3.5. Zoals de Hoge Raad heeft geoordeeld in zijn arrest van 21 februari 2003, nr. 36558, BNB 2003/247, is de Regeling op het hier aan de orde zijnde punt niet in strijd met het gelijkheidsbeginsel of met enig ander algemeen rechtsbeginsel. 's Hofs andersluidende oordeel is mitsdien onjuist.

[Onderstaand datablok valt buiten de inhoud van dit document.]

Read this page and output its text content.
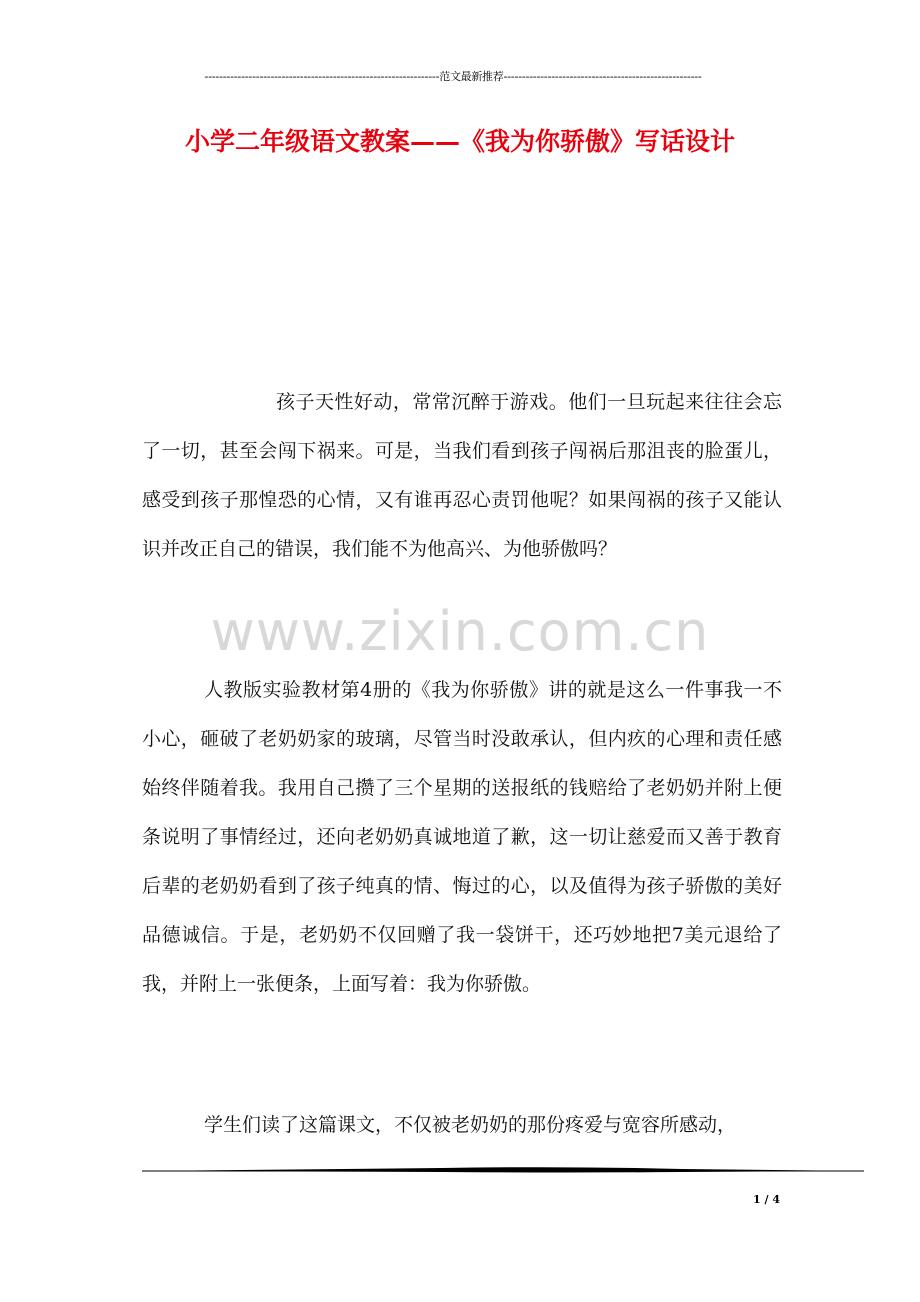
----------------------------------------------------------------范文最新推荐------------------------------------------------------
小学二年级语文教案——《我为你骄傲》写话设计
孩子天性好动，常常沉醉于游戏。他们一旦玩起来往往会忘了一切，甚至会闯下祸来。可是，当我们看到孩子闯祸后那沮丧的脸蛋儿，感受到孩子那惶恐的心情，又有谁再忍心责罚他呢？如果闯祸的孩子又能认识并改正自己的错误，我们能不为他高兴、为他骄傲吗？
www.zixin.com.cn
人教版实验教材第4册的《我为你骄傲》讲的就是这么一件事我一不小心，砸破了老奶奶家的玻璃，尽管当时没敢承认，但内疚的心理和责任感始终伴随着我。我用自己攒了三个星期的送报纸的钱赔给了老奶奶并附上便条说明了事情经过，还向老奶奶真诚地道了歉，这一切让慈爱而又善于教育后辈的老奶奶看到了孩子纯真的情、悔过的心，以及值得为孩子骄傲的美好品德诚信。于是，老奶奶不仅回赠了我一袋饼干，还巧妙地把7美元退给了我，并附上一张便条，上面写着：我为你骄傲。
学生们读了这篇课文，不仅被老奶奶的那份疼爱与宽容所感动，
1 / 4
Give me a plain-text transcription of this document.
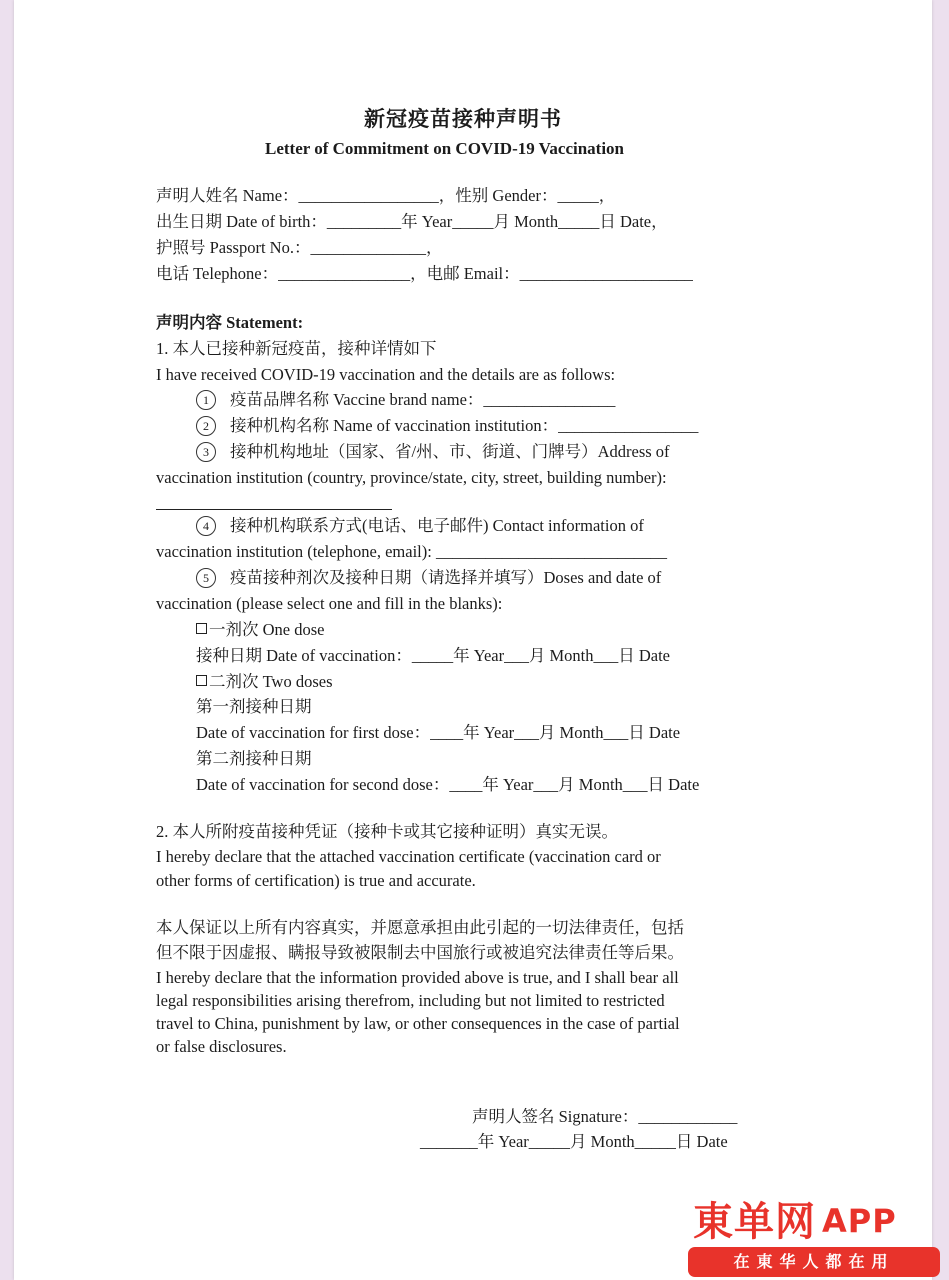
新冠疫苗接种声明书
Letter of Commitment on COVID-19 Vaccination
声明人姓名 Name：_________________，性别 Gender：_____，
出生日期 Date of birth：_________年 Year_____月 Month_____日 Date，
护照号 Passport No.：______________，
电话 Telephone：________________，电邮 Email：_____________________
声明内容 Statement:
1. 本人已接种新冠疫苗，接种详情如下
I have received COVID-19 vaccination and the details are as follows:
1 疫苗品牌名称 Vaccine brand name：________________
2 接种机构名称 Name of vaccination institution：_________________
3 接种机构地址（国家、省/州、市、街道、门牌号）Address of
vaccination institution (country, province/state, city, street, building number):
4 接种机构联系方式(电话、电子邮件) Contact information of
vaccination institution (telephone, email): ____________________________
5 疫苗接种剂次及接种日期（请选择并填写）Doses and date of
vaccination (please select one and fill in the blanks):
一剂次 One dose
接种日期 Date of vaccination：_____年 Year___月 Month___日 Date
二剂次 Two doses
第一剂接种日期
Date of vaccination for first dose：____年 Year___月 Month___日 Date
第二剂接种日期
Date of vaccination for second dose：____年 Year___月 Month___日 Date
2. 本人所附疫苗接种凭证（接种卡或其它接种证明）真实无误。
I hereby declare that the attached vaccination certificate (vaccination card or
other forms of certification) is true and accurate.
本人保证以上所有内容真实，并愿意承担由此引起的一切法律责任，包括
但不限于因虚报、瞒报导致被限制去中国旅行或被追究法律责任等后果。
I hereby declare that the information provided above is true, and I shall bear all
legal responsibilities arising therefrom, including but not limited to restricted
travel to China, punishment by law, or other consequences in the case of partial
or false disclosures.
声明人签名 Signature：____________
_______年 Year_____月 Month_____日 Date
東单网 APP
在東华人都在用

3.6. Het middel treft derhalve doel. 's Hofs uitspraak kan niet in stand blijven. De Hoge Raad kan de zaak afdoen. Aangaande de door het Hof niet behandelde grief van belanghebbende overweegt de Hoge Raad als volgt. Aan de gemoedsbezwaren waarop belanghebbende zich voor het Hof heeft beroepen, komt in deze procedure geen betekenis toe, nu uit 's Hofs uitspraak of de stukken van het geding niet blijkt dat is vastgesteld of aangevoerd dat belanghebbende op de voet van het bepaalde in artikel 17 van de Coördinatiewet Sociale Verzekering wegens gemoedsbezwaren is vrijgesteld van de verplichtingen welke haar bij de Ziekenfondswet zijn opgelegd.


4. Proceskosten

De Hoge Raad acht geen termen aanwezig voor een veroordeling in de proceskosten.


5. Beslissing

De Hoge Raad:
verklaart het beroep in cassatie gegrond,
vernietigt de uitspraak van het Hof, behoudens de beslissing omtrent het griffierecht, en
verklaart het tegen de uitspraak van de Inspecteur ingestelde beroep ongegrond.

Dit arrest is gewezen door de raadsheer P.J. van Amersfoort als voorzitter, en de raadsheren A.R. Leemreis en C.J.J. van Maanen, in tegenwoordigheid van de waarnemend griffier A.I. Boussak-Leeksma, en in het openbaar uitgesproken op 14 mei 2004.